Foi neste clima de euforia de uma nova realidade que encerrei o meu dia de ontem. Fui dormir de alma lavada. Ver o xará, o Buarque, receber o Prêmio Camões em Portugal, encheu o meu espírito de contentamento. O Prêmio Camões foi instituído em 1988 pelos Governos de Portugal e do Brasil, com o objetivo de estreitar os laços culturais entre estes dois países, como forma de divulgar o patrimônio literário e cultural da língua portuguesa. Chico Buarque havia sido indicado para receber o prêmio em 2019, mas o “ocupante” do Palácio do Planalto se recusou assinar a documentação. Ainda bem! Nunca que uma das letras da canção de Chico fosse tão atual: “Apesar de você amanhã há de ser outro dia”. E foi mesmo!

Festa que continua. Não da Páscoa apenas, mas dessa vez, celebrando a memória de um grande servo de Deus: São Marcos, evangelista. Ao contrário do que alguns pensam, Marcos não fez parte do discipulado de Jesus. Filho de família judaica, quando ainda jovem, acompanhou Paulo e Barnabé em suas viagens missionárias. Posteriormente, trabalhou também com o apóstolo Pedro. Foi a partir da experiência destas incursões com Pedro que Marcos escreveu seu livro. Provavelmente escreveu o evangelho em Roma entre os anos 64 d.C. e 70 d.C., talvez pouco depois do martírio do Apóstolo Pedro que aconteceu por volta de 60 ou 64 d.C.

Apesar de ser o segundo evangelho na estrutura organizacional do Novo Testamento, provavelmente foi o primeiro evangelho a ser escrito, servindo, inclusive de inspiração para os outros evangelistas Mateus e Lucas. A intenção de Marcos ao escrever o seu livro foi a de apresentar a vida de Jesus aos cristãos que não eram judeus, mostrando-lhes as ações do Jesus Histórico, durante a sua vida pública na terra. Para atingir este seu objetivo principal o evangelista procura responder a pergunta: “quem é Jesus?”. Não com teorias discursivas, mas simplesmente relatando a atividade prática de Jesus, possibilitando assim ao seu leitor que ele mesmo chegue à conclusão de que Jesus é o Messias, o Filho de Deus (1,1; 8,29; 14,61; 15,39).

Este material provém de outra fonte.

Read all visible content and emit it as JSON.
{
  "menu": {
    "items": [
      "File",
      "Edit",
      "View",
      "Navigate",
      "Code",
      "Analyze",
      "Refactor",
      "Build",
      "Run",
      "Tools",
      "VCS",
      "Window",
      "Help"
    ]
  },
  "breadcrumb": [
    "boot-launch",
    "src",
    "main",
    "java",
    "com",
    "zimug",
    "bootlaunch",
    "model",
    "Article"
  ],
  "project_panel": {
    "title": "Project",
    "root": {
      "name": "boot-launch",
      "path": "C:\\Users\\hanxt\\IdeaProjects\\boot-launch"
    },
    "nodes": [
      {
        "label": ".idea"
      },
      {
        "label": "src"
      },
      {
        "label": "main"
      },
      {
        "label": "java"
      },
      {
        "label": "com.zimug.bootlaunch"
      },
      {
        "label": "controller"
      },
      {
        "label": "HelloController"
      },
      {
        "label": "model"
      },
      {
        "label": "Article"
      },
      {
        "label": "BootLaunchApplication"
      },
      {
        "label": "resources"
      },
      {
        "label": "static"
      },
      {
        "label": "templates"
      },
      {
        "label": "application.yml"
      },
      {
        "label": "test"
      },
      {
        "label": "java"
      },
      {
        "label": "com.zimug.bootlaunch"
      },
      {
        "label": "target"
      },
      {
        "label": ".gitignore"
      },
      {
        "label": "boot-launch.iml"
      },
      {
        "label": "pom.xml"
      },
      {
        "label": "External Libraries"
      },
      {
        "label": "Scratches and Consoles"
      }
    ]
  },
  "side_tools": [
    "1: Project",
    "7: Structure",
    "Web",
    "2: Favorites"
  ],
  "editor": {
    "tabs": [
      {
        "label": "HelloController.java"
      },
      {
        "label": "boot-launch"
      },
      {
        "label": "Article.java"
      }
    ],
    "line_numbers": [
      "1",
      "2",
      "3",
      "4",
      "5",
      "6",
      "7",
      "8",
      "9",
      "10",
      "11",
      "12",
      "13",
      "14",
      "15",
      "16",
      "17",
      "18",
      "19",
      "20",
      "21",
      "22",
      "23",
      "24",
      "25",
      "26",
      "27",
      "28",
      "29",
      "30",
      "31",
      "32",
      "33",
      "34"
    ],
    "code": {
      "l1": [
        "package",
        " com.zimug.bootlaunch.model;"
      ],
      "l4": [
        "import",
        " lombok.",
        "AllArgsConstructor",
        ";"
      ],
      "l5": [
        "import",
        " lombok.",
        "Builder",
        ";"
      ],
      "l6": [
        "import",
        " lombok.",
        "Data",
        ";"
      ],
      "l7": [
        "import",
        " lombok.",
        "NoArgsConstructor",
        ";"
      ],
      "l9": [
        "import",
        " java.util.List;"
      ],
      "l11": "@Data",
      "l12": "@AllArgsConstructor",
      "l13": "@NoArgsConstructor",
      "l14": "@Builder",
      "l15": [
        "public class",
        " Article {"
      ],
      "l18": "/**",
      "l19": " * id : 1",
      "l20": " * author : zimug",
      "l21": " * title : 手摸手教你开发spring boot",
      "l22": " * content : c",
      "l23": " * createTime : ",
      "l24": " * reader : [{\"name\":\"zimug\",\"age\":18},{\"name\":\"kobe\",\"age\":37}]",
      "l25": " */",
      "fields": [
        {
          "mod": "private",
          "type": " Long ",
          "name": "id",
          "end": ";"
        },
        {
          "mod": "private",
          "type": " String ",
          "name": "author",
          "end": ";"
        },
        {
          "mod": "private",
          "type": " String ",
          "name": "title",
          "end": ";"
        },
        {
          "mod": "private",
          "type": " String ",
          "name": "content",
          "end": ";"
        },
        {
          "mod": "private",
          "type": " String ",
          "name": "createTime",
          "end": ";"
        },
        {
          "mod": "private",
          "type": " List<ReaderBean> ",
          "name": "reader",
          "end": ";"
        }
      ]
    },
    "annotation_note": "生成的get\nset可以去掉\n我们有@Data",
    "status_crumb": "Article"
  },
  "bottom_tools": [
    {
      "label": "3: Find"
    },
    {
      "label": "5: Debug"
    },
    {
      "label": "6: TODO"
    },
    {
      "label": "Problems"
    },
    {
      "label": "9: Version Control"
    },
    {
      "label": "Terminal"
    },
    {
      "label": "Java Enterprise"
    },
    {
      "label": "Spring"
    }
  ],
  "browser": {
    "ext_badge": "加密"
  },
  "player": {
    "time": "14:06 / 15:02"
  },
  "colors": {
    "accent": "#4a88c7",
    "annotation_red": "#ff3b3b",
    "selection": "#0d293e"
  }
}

O texto que nos é oportunizado para reflexão no dia de hoje é o final do Evangelho de São Marcos (Mc 16,15-20). Jesus dando as coordenadas para os seus discípulos de como eles deveriam fazer nas ações de continuidade de sua missão: “Ide pelo mundo inteiro e anunciai o Evangelho a toda criatura!” (Mc 16,15) De discípulos (aprendentes) do Mestre, eles passam a ser apóstolos (enviados), anunciando a Boa Nova do Reino com a própria vida pelas causas do Reino. Não anunciar somente através da palavra, mas realizando as mesmas ações feitas por Jesus. Fazer da própria vida um testemunho de fé da pessoa do Ressuscitado. Não somente falar de Jesus, mas levar Jesus em si, sendo um com Ele e por Ele. Mergulhar nas profundezas da vida de Jesus, sendo vida para os sem vida. Missão que nosso bispo Pedro assim a definiu para si: “Ser o que se é. Falar o que se crê. Crer no que se prega. Viver o que se proclama, até as últimas consequências”.

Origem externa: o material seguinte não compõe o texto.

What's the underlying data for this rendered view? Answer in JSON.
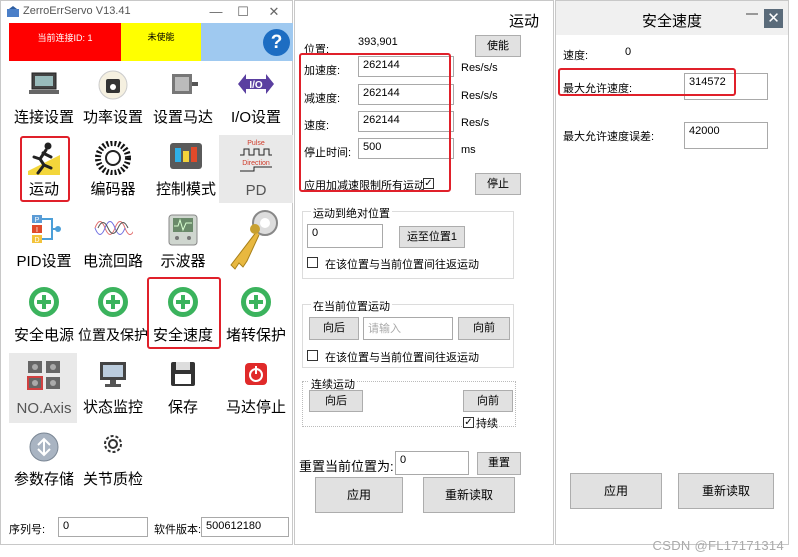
{
  "left": {
    "title": "ZerroErrServo V13.41",
    "status_connection": "当前连接ID: 1",
    "status_enable": "未使能",
    "help": "?",
    "items": [
      {
        "label": "连接设置",
        "icon": "laptop-icon"
      },
      {
        "label": "功率设置",
        "icon": "power-meter-icon"
      },
      {
        "label": "设置马达",
        "icon": "motor-icon"
      },
      {
        "label": "I/O设置",
        "icon": "io-icon",
        "badge": "I/O"
      },
      {
        "label": "运动",
        "icon": "runner-icon"
      },
      {
        "label": "编码器",
        "icon": "encoder-icon"
      },
      {
        "label": "控制模式",
        "icon": "control-mode-icon"
      },
      {
        "label": "PD",
        "icon": "pulse-direction-icon",
        "pulse": "Pulse",
        "direction": "Direction"
      },
      {
        "label": "PID设置",
        "icon": "pid-icon",
        "p": "P",
        "i": "I",
        "d": "D"
      },
      {
        "label": "电流回路",
        "icon": "current-loop-icon"
      },
      {
        "label": "示波器",
        "icon": "oscilloscope-icon"
      },
      {
        "label": "安全电源",
        "icon": "safety-power-icon"
      },
      {
        "label": "位置及保护",
        "icon": "position-protect-icon"
      },
      {
        "label": "安全速度",
        "icon": "safety-speed-icon"
      },
      {
        "label": "堵转保护",
        "icon": "stall-protect-icon"
      },
      {
        "label": "NO.Axis",
        "icon": "axis-icon"
      },
      {
        "label": "状态监控",
        "icon": "monitor-icon"
      },
      {
        "label": "保存",
        "icon": "save-icon"
      },
      {
        "label": "马达停止",
        "icon": "motor-stop-icon"
      },
      {
        "label": "参数存储",
        "icon": "param-store-icon"
      },
      {
        "label": "关节质检",
        "icon": "gear-icon"
      }
    ],
    "serial_label": "序列号:",
    "serial_value": "0",
    "fw_label": "软件版本:",
    "fw_value": "500612180"
  },
  "mid": {
    "title": "运动",
    "position_label": "位置:",
    "position_value": "393,901",
    "enable_btn": "使能",
    "accel_label": "加速度:",
    "accel_value": "262144",
    "accel_unit": "Res/s/s",
    "decel_label": "减速度:",
    "decel_value": "262144",
    "decel_unit": "Res/s/s",
    "speed_label": "速度:",
    "speed_value": "262144",
    "speed_unit": "Res/s",
    "stop_label": "停止时间:",
    "stop_value": "500",
    "stop_unit": "ms",
    "apply_limit_label": "应用加减速限制所有运动",
    "stop_btn": "停止",
    "abs_group_title": "运动到绝对位置",
    "abs_value": "0",
    "abs_btn": "运至位置1",
    "abs_reciprocate": "在该位置与当前位置间往返运动",
    "rel_group_title": "在当前位置运动",
    "rel_back": "向后",
    "rel_placeholder": "请输入",
    "rel_fwd": "向前",
    "rel_reciprocate": "在该位置与当前位置间往返运动",
    "cont_group_title": "连续运动",
    "cont_back": "向后",
    "cont_fwd": "向前",
    "cont_sustain": "持续",
    "reset_label": "重置当前位置为:",
    "reset_value": "0",
    "reset_btn": "重置",
    "apply_btn": "应用",
    "reread_btn": "重新读取"
  },
  "right": {
    "title": "安全速度",
    "speed_label": "速度:",
    "speed_value": "0",
    "max_speed_label": "最大允许速度:",
    "max_speed_value": "314572",
    "max_err_label": "最大允许速度误差:",
    "max_err_value": "42000",
    "apply_btn": "应用",
    "reread_btn": "重新读取"
  },
  "watermark": "CSDN @FL17171314",
  "colors": {
    "highlight_red": "#e0202a",
    "status_red": "#ff0000",
    "status_yellow": "#ffff00",
    "status_blue": "#9fc9f0",
    "safety_green": "#3bb35d"
  }
}
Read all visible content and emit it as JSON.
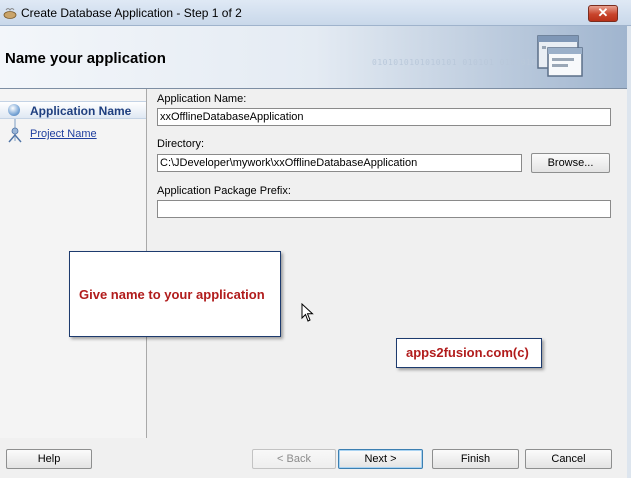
{
  "window": {
    "title": "Create Database Application - Step 1 of 2",
    "close_label": "✕"
  },
  "header": {
    "title": "Name your application",
    "binary_art": "0101010101010101 010101 01010101010 10"
  },
  "train": {
    "steps": [
      {
        "label": "Application Name",
        "active": true
      },
      {
        "label": "Project Name",
        "active": false
      }
    ]
  },
  "form": {
    "app_name_label": "Application Name:",
    "app_name_value": "xxOfflineDatabaseApplication",
    "directory_label": "Directory:",
    "directory_value": "C:\\JDeveloper\\mywork\\xxOfflineDatabaseApplication",
    "browse_label": "Browse...",
    "prefix_label": "Application Package Prefix:",
    "prefix_value": ""
  },
  "annotations": {
    "callout_text": "Give name to your application",
    "brand_text": "apps2fusion.com(c)"
  },
  "footer": {
    "help_label": "Help",
    "back_label": "< Back",
    "next_label": "Next >",
    "finish_label": "Finish",
    "cancel_label": "Cancel"
  },
  "colors": {
    "callout_text": "#b11c1c",
    "link_blue": "#1f3f9f",
    "close_red": "#c8452c"
  }
}
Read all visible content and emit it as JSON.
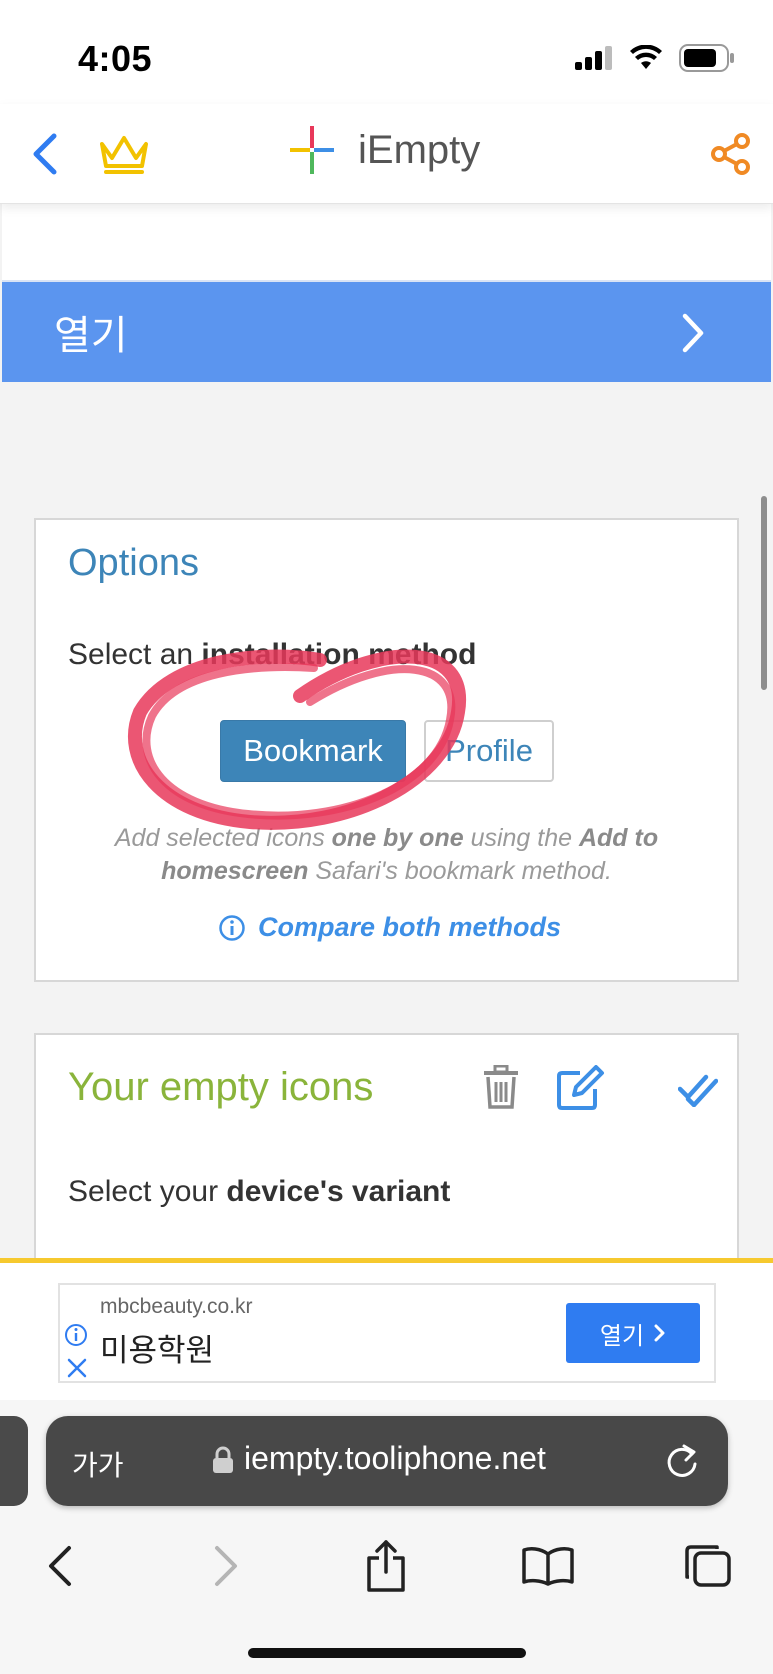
{
  "status_bar": {
    "time": "4:05"
  },
  "header": {
    "app_name": "iEmpty"
  },
  "open_banner": {
    "label": "열기"
  },
  "options": {
    "title": "Options",
    "select_prefix": "Select an ",
    "select_bold": "installation method",
    "methods": [
      "Bookmark",
      "Profile"
    ],
    "selected_method": "Bookmark",
    "description": {
      "part1": "Add selected icons ",
      "bold1": "one by one",
      "part2": " using the ",
      "bold2": "Add to homescreen",
      "part3": " Safari's bookmark method."
    },
    "compare_link": "Compare both methods"
  },
  "icons_section": {
    "title": "Your empty icons",
    "variant_prefix": "Select your ",
    "variant_bold": "device's variant"
  },
  "ad": {
    "domain": "mbcbeauty.co.kr",
    "name": "미용학원",
    "button": "열기"
  },
  "safari": {
    "text_size_label": "가가",
    "url": "iempty.tooliphone.net"
  },
  "colors": {
    "banner": "#5b95ef",
    "primary_button": "#3d85b8",
    "icons_title": "#8ab43b",
    "link": "#3d8fe6",
    "annotation": "#e8385a",
    "ad_button": "#2f7cf1"
  }
}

Jesus é o modelo para o seu discipulado. Ser com e como Jesus é o desafio de ser cristão no mundo. Ele que não anunciou a si mesmo, mas o Reino de Deus. O Reino sonhado por Deus. Ensinou com palavras, mas também fez acontecer os sinais deste Reino aqui e agora, como Mateus assim o descreveu: “os cegos recuperam a vista, os paralíticos andam, os leprosos são purificados, os surdos ouvem, os mortos ressuscitam e aos pobres é anunciada a Boa Notícia”. (Mt 11,5) Assim como os onze discípulos, que foram enviados em missão por Jesus no texto de hoje, somos também enviados a sermos continuadores destas mesmas ações de Jesus no aqui e agora. Onde quer que estejamos. Para cumprir tal missão, uma boa dica nos foi dada por um dos meus preferidos, o teólogo alemão Karl Rahner (1904-1984): “Para lidar consigo mesmo, use a cabeça; para lidar com os outros use o coração”. Contando, é claro, com a presença do Senhor em nós.

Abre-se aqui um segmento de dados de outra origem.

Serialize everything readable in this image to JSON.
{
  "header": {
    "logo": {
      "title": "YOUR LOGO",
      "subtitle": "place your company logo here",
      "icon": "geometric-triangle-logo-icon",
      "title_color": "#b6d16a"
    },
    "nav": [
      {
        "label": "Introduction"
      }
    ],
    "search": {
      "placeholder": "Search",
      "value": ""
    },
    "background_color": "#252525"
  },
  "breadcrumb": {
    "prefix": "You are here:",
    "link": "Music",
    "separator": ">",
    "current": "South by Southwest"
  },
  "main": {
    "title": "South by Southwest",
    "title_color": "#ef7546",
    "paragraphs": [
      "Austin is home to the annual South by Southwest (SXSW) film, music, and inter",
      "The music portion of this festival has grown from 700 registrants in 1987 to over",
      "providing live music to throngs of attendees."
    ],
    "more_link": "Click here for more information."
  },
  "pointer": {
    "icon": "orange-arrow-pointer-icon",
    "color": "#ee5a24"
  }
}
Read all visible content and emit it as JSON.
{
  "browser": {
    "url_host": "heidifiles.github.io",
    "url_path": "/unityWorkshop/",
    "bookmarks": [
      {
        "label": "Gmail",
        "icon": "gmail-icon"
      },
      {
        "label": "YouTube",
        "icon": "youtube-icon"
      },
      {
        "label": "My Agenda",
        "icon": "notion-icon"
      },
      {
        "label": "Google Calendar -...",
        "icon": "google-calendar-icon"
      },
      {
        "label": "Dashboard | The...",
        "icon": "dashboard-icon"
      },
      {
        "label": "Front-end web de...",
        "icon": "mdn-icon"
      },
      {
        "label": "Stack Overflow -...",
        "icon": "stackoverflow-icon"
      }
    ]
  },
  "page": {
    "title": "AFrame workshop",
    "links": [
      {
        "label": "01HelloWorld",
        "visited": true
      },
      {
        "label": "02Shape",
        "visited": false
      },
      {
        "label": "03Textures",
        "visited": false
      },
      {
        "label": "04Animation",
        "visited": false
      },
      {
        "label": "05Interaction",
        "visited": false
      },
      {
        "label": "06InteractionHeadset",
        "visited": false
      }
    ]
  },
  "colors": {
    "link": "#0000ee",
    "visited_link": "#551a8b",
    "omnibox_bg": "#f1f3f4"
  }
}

Francisco Carlos Machado Alves conhecido como Chico Machado, foi da Congregação do Santíssimo Redentor, os Redentorista, da província de São Paulo. Reside em São Felix do Araguaia no Mato Grosso e é agente de Pastoral na Prelazia de São Felix desde 1992. Sua atividade pastoral é junto aos povos indígenas da região: Xavante, Kayabi, Karajá, dentre outros. Mestre em Educação atua na formação continuada de professores Indígenas, nas escolas das respectivas aldeias.